1. Clone the repository
git clone https://github.com/sigoden/llm-functions
2. Build tools and agents
I. Create a ./tools.txt file with each tool filename on a new line.
get_current_weather.sh
execute_command.sh
#execute_py_code.py
Where is the web_search tool?
The normal web_search tool does not exist. Please run argc link-web-search <web-search-tool> to link to one of the available web_search_* tools.
$ argc link-web-search web_search_<tab>
web_search_cohere.sh web_search_perplexity.sh web_search_tavily.sh web_search_vertexai.sh
II. Create a ./agents.txt file with each agent name on a new line.
coder
todo
III. Run argc build to build tools and agents.
3. Install to AIChat
Symlink this repo directory to AIChat's functions_dir:
ln -s "$(pwd)" "$(aichat --info | grep -w functions_dir | awk '{print $2}')"
# OR
argc install
4. Start using the functions
Done! Now you can use the tools and agents with AIChat.
aichat --role %functions% what is the weather in Paris?
aichat --agent todo list all my todos
Writing Your Own Tools
Building tools for our platform is remarkably straightforward. You can leverage your existing programming knowledge, as tools are essentially just functions written in your preferred language.
LLM Functions automatically generates the JSON declarations for the tools based on comments. Refer to ./tools/demo_tool.{sh,js,py} for examples of how to use comments for autogeneration of declarations.
Bash
Create a new bashscript in the ./tools/ directory (.e.g. execute_command.sh).
#!/usr/bin/env bash
set -e
# @describe Execute the shell command.
# @option --command! The command to execute.
main() {
eval "$argc_command" >> "$LLM_OUTPUT"
}
eval "$(argc --argc-eval "$0" "$@")"
Javascript
Create a new javascript in the ./tools/ directory (.e.g. execute_js_code.js).
/**
* Execute the javascript code in node.js.
* @typedef {Object} Args
* @property {string} code - Javascript code to execute, such as `console.log("hello world")`
* @param {Args} args
*/
exports.main = function main({ code }) {
return eval(code);
}
Python
Create a new python script in the ./tools/ directory (e.g. execute_py_code.py).
def main(code: str):
"""Execute the python code.
Args:
code: Python code to execute, such as `print("hello world")`
"""
return exec(code)
Writing Your Own Agents
Agent = Prompt + Tools (Function Callings) + Documents (RAG), which is equivalent to OpenAI's GPTs.

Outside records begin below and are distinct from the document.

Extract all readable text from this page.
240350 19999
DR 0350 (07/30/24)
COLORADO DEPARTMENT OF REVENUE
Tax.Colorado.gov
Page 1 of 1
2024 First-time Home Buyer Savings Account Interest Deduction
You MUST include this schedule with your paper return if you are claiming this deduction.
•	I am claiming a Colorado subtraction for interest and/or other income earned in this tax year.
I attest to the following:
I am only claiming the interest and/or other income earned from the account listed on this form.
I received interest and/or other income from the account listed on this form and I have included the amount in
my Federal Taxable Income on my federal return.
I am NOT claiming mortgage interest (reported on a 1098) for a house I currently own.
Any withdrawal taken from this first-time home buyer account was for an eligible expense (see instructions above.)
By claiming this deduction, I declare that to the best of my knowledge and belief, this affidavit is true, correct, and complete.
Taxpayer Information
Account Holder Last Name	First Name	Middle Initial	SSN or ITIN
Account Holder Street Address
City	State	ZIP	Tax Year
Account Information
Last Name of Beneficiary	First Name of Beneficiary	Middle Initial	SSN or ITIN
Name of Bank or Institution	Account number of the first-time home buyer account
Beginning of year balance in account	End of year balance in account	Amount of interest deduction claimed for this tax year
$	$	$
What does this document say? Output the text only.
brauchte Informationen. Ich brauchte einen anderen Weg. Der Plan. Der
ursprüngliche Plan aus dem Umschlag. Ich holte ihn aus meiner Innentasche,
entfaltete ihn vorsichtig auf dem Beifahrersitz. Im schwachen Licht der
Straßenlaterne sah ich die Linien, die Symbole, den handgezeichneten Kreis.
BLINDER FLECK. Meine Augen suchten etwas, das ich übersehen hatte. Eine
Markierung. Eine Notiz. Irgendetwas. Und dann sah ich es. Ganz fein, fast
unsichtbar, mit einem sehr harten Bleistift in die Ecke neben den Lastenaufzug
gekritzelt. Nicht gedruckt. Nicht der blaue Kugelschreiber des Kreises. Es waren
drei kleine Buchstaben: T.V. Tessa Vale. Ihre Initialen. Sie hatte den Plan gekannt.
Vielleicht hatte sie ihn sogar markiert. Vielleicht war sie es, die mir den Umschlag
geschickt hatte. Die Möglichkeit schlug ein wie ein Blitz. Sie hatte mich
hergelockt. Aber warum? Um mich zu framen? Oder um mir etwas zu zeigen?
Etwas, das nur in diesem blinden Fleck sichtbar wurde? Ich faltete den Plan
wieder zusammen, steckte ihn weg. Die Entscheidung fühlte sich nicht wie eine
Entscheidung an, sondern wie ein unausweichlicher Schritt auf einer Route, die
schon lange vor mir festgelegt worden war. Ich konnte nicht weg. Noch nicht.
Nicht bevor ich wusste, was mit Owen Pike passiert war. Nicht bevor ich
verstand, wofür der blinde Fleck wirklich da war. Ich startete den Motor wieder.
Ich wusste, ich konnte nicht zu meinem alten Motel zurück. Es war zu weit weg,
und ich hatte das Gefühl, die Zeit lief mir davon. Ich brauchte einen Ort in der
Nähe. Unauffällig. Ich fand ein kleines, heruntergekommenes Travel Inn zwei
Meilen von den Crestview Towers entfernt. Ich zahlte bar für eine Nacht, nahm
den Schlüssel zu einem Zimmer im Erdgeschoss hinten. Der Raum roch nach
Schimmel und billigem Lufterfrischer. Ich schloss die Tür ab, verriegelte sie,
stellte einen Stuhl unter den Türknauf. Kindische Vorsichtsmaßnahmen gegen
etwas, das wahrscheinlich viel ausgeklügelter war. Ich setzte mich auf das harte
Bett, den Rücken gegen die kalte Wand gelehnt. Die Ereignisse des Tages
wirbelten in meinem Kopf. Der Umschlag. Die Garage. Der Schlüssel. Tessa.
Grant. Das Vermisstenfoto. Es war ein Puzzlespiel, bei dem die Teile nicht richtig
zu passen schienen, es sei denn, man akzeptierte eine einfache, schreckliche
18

The agent has the following folder structure:
└── agents
└── myagent
├── functions.json # JSON declarations for functions (Auto-generated)
├── index.yaml # Agent definition
├── tools.txt # Shared tools
└── tools.{sh,js,py} # Agent tools
The agent definition file (index.yaml) defines crucial aspects of your agent:
name: TestAgent
description: This is test agent
version: 0.1.0
instructions: You are a test ai agent to ...
conversation_starters:
- What can you do?
variables:
- name: foo
description: This is a foo
documents:
- local-file.txt
- local-dir/
- https://example.com/remote-file.txt
Refer to ./agents/demo for examples of how to implement a agent.
License
The project is under the MIT License, Refer to the LICENSE file for detailed information.